Libyan Al-Qaeda Suspect Pleads Not Guilty In New York
New York City (AFP) – A Libyan Al-Qaeda suspect Tuesday pleaded not guilty in a New York court to conspiracy charges over the 1998 U.S. embassy bombings in East Africa that killed 244 people.
Anas al-Libi was snatched from the streets of the Libyan capital Tripoli by U.S. commandos on October 5 and at the weekend was brought to New York, where he was indicted by a grand jury in 2000.
The 49-year-old was arraigned in New York Southern District courtroom 24A wearing a black sweater, grey jogging pants and socks and flip flops on his feet.
He sported a bushy grey beard and closely cropped black hair, and appeared tired during the less than 15-minute hearing held under stringent security measures.
Judge Lewis Kaplan read out a list of charges him that accuse Libi of conspiring to murder, kidnap, maim, kill, destroy property and attack U.S. defense buildings.

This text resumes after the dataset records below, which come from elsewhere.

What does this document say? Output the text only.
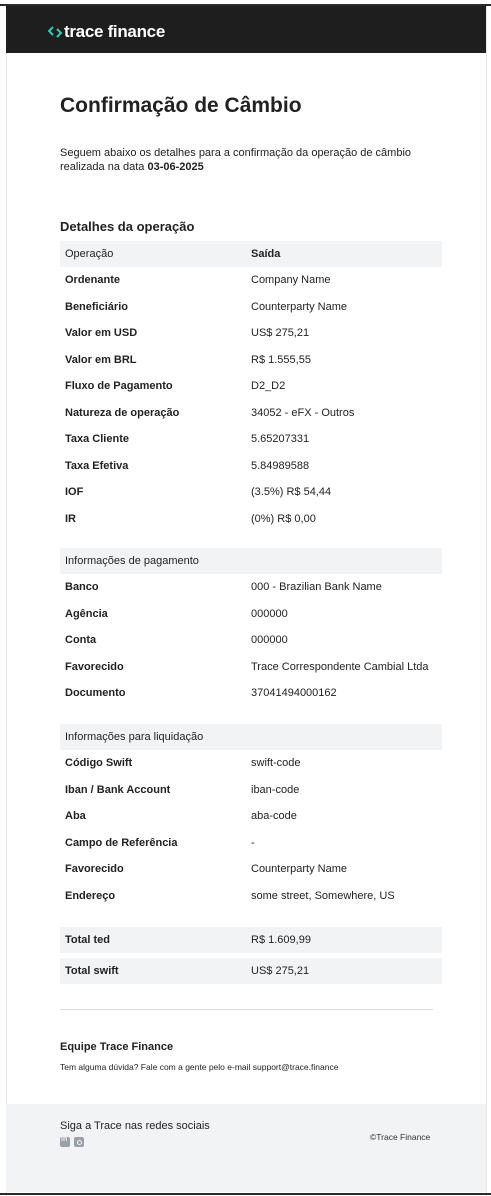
trace finance
Confirmação de Câmbio
Seguem abaixo os detalhes para a confirmação da operação de câmbio realizada na data 03-06-2025
Detalhes da operação
Operação	Saída
Ordenante	Company Name
Beneficiário	Counterparty Name
Valor em USD	US$ 275,21
Valor em BRL	R$ 1.555,55
Fluxo de Pagamento	D2_D2
Natureza de operação	34052 - eFX - Outros
Taxa Cliente	5.65207331
Taxa Efetiva	5.84989588
IOF	(3.5%) R$ 54,44
IR	(0%) R$ 0,00
Informações de pagamento
Banco	000 - Brazilian Bank Name
Agência	000000
Conta	000000
Favorecido	Trace Correspondente Cambial Ltda
Documento	37041494000162
Informações para liquidação
Código Swift	swift-code
Iban / Bank Account	iban-code
Aba	aba-code
Campo de Referência	-
Favorecido	Counterparty Name
Endereço	some street, Somewhere, US
Total ted	R$ 1.609,99
Total swift	US$ 275,21
Equipe Trace Finance
Tem alguma dúvida? Fale com a gente pelo e-mail support@trace.finance
Siga a Trace nas redes sociais
in
©Trace Finance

The charges do not carry the death penalty.
Libi spoke in a gravelly voice only to confirm his name and age, and that he understood the proceedings.
He spoke in Arabic and said he did not understand English, so was given simultaneous translation through a headset by an interpreter.
The prosecution said Libi, whose given name is Nazih Abdul Hamed al-Raghie, was a clear danger to the public and a flight risk with no family in the United States.
The judge ordered him detained and adjourned the next hearing until October 22.
The August 7, 1998 car bombing of the U.S. embassy in Nairobi killed 213 people and wounded another 5,000.
A near simultaneous truck bomb outside the U.S. mission in Tanzania killed 11 people and wounded 70 more.
The computer expert had been on the FBI’s most wanted list with a $5 million price on his head.
Prior to arriving in New York, he was interrogated on the USS San Antonio, a U.S. amphibious transport ship that had been operating off Libya in the Mediterranean.
But television network CBS said his questioning was cut short after he started to refuse food and water.
CBS said Libi suffers from hepatitis.
The 2000 indictment of him and 20 more alleged Al-Qaeda militants lists him in direct connection to the U.S. embassy bombing in Kenya.
But only three paragraphs of the 150-page document relate directly to Libi.
It accuses him in 1993 of discussing possible attacks against the U.S. embassy in Nairobi, and of carrying out surveillance of the diplomatic mission.
In or around 1994, it says, he received files concerning possible attacks against the embassy, the US Agency for International Development, and British, French and Israeli targets in Nairobi.
President Barack Obama alleged last week that Libi “planned and helped to execute a plot that killed hundreds of people, a whole lot of Americans.”
“We have strong evidence of that. And he will be brought to justice,” Obama added.
Libi’s capture embarrassed Libya and put it under pressure from its critics, notably former rebel groups from the 2011 revolt that ousted leader Moamer Kadhafi.
Washington has refused to say whether it sought permission from Libya’s government for the operation, or whether it gave advance notice of the raid.
But the U.S. government insists it was legal under U.S. law.
Born in Tripoli, Libi belonged in 1990 to the Islamist Libyan Islamic Fighting Group which tried to topple the Kadhafi regime and establish an Islamic state.
After a Libyan crackdown, Libi fled to Sudan, joining Al-Qaeda, where he climbed the ranks because of his IT expertise.
He traveled to Afghanistan and Yemen before being granted political asylum in Britain.
When he was indicted in the United States he fled again, finding shelter in Afghanistan and Pakistan.
He is believed to have returned to Libya at the beginning of the uprising against Kadhafi, battling alongside rebels seeking to topple the dictator.
One of his sons was killed by Kadhafi loyalists during the battle for Tripoli in October 2011, according to a source close to Libi.
When he was captured by the Americans, he did not have a job and had left his house to go to the mosque.